Oatmeal Apple Carrot Cake

Ingredients:
Dry Ingredients:
2 cups (200 g) rolled oats, chopped in a blender
1 teaspoon baking powder
Wet Ingredients:
1 cup (240 ml) milk of your choice (e.g., skim milk, almond milk, oat milk)
1 carrot, grated
1 apple, grated
Add-ins(OPTIONAL):
9 dried apricots, rinsed with hot water and chopped
4 tablespoons raisins, rinsed with hot water
Instructions:
Preheat your oven to 350°F (175°C).
Line a cake tin with paper liners or lightly grease with cooking spray.
Prepare the Oats:
Place the rolled oats in a blender or food processor.
Pulse until they reach a coarse flour-like consistency.
Mix Dry Ingredients:
In a large mixing bowl, combine the chopped oats and baking powder.
Stir well to ensure the baking powder is evenly distributed.
Add Wet Ingredients:
Add the grated carrot, grated apple, chopped dried apricots, and rinsed raisins to the dry mixture.
Pour in the milk.
Stir until all ingredients are thoroughly combined. The batter will be thick.
Rest the Batter:
Let the batter sit for about 10 minutes. This allows the oats to absorb some liquid, resulting in a moist cake.
Fill the Muffin Tin:
Evenly distribute the batter into the prepared cake.

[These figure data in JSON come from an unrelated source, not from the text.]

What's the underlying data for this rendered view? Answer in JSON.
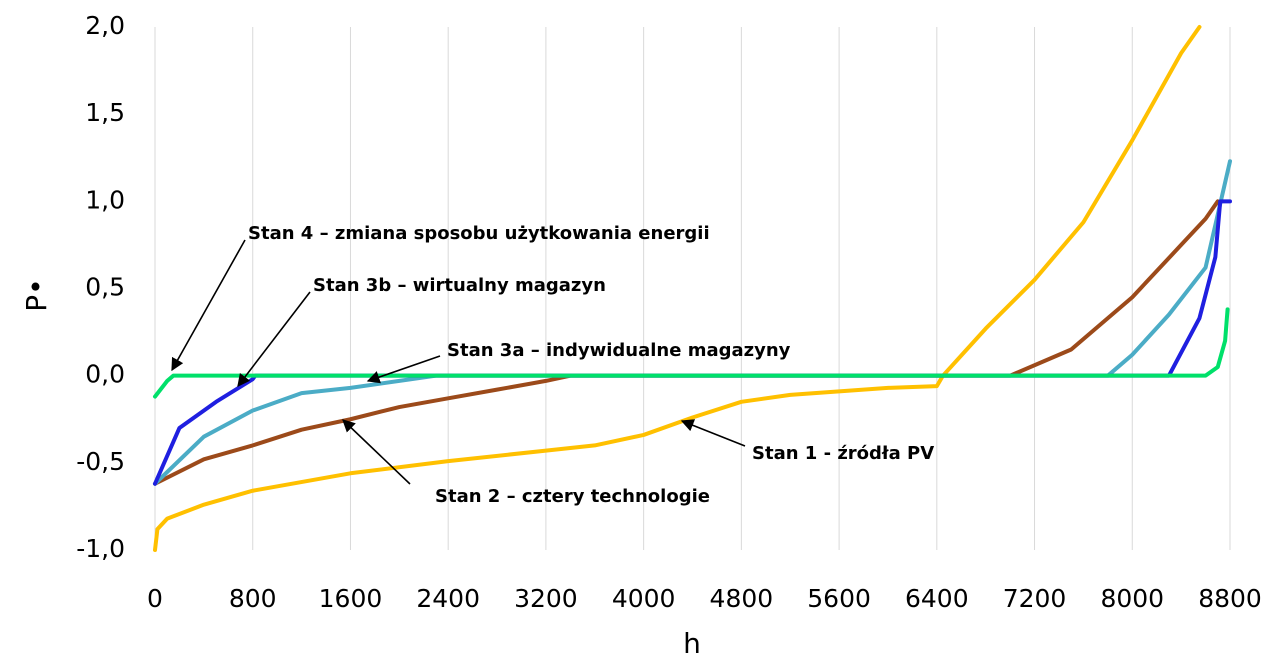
{
  "chart_data": {
    "type": "line",
    "xlabel": "h",
    "ylabel": "P•",
    "xlim": [
      0,
      8800
    ],
    "ylim": [
      -1.0,
      2.0
    ],
    "xticks": [
      0,
      800,
      1600,
      2400,
      3200,
      4000,
      4800,
      5600,
      6400,
      7200,
      8000,
      8800
    ],
    "yticks": [
      {
        "value": -1.0,
        "label": "-1,0"
      },
      {
        "value": -0.5,
        "label": "-0,5"
      },
      {
        "value": 0.0,
        "label": "0,0"
      },
      {
        "value": 0.5,
        "label": "0,5"
      },
      {
        "value": 1.0,
        "label": "1,0"
      },
      {
        "value": 1.5,
        "label": "1,5"
      },
      {
        "value": 2.0,
        "label": "2,0"
      }
    ],
    "grid": "x",
    "series": [
      {
        "name": "Stan 1 - źródła PV",
        "color": "#ffc000",
        "x": [
          0,
          20,
          100,
          400,
          800,
          1600,
          2400,
          3200,
          3600,
          4000,
          4400,
          4800,
          5200,
          5600,
          6000,
          6400,
          6450,
          6800,
          7200,
          7600,
          8000,
          8400,
          8550
        ],
        "values": [
          -1.0,
          -0.88,
          -0.82,
          -0.74,
          -0.66,
          -0.56,
          -0.49,
          -0.43,
          -0.4,
          -0.34,
          -0.24,
          -0.15,
          -0.11,
          -0.09,
          -0.07,
          -0.06,
          0.0,
          0.27,
          0.55,
          0.88,
          1.35,
          1.85,
          2.0
        ]
      },
      {
        "name": "Stan 2 – cztery technologie",
        "color": "#9c4a1a",
        "x": [
          0,
          400,
          800,
          1200,
          1600,
          2000,
          2400,
          2800,
          3200,
          3400,
          7000,
          7500,
          8000,
          8400,
          8600,
          8700
        ],
        "values": [
          -0.62,
          -0.48,
          -0.4,
          -0.31,
          -0.25,
          -0.18,
          -0.13,
          -0.08,
          -0.03,
          0.0,
          0.0,
          0.15,
          0.45,
          0.75,
          0.9,
          1.0
        ]
      },
      {
        "name": "Stan 3a – indywidualne magazyny",
        "color": "#4bacc6",
        "x": [
          0,
          400,
          800,
          1200,
          1600,
          2000,
          2300,
          7800,
          8000,
          8300,
          8600,
          8800
        ],
        "values": [
          -0.62,
          -0.35,
          -0.2,
          -0.1,
          -0.07,
          -0.03,
          0.0,
          0.0,
          0.12,
          0.35,
          0.62,
          1.23
        ]
      },
      {
        "name": "Stan 3b – wirtualny magazyn",
        "color": "#1f1fe0",
        "x": [
          0,
          200,
          500,
          800,
          820,
          8300,
          8550,
          8680,
          8720,
          8800
        ],
        "values": [
          -0.62,
          -0.3,
          -0.15,
          -0.02,
          0.0,
          0.0,
          0.33,
          0.68,
          1.0,
          1.0
        ]
      },
      {
        "name": "Stan 4 – zmiana sposobu użytkowania energii",
        "color": "#00e06a",
        "x": [
          0,
          100,
          150,
          8600,
          8700,
          8760,
          8780
        ],
        "values": [
          -0.12,
          -0.03,
          0.0,
          0.0,
          0.05,
          0.2,
          0.38
        ]
      }
    ]
  }
}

Fill almost to the top, as this cake won’t rise significantly.
Bake:
Bake in the preheated oven for 25-30 minutes.
Cake is done when a toothpick inserted into the center comes out clean.
Cool and Serve:
Remove the cake from the oven and let them cool in the tin for about 5 minutes.
Transfer to a wire rack to cool completely.
Enjoy immediately or store in an airtight container for up to 3 days.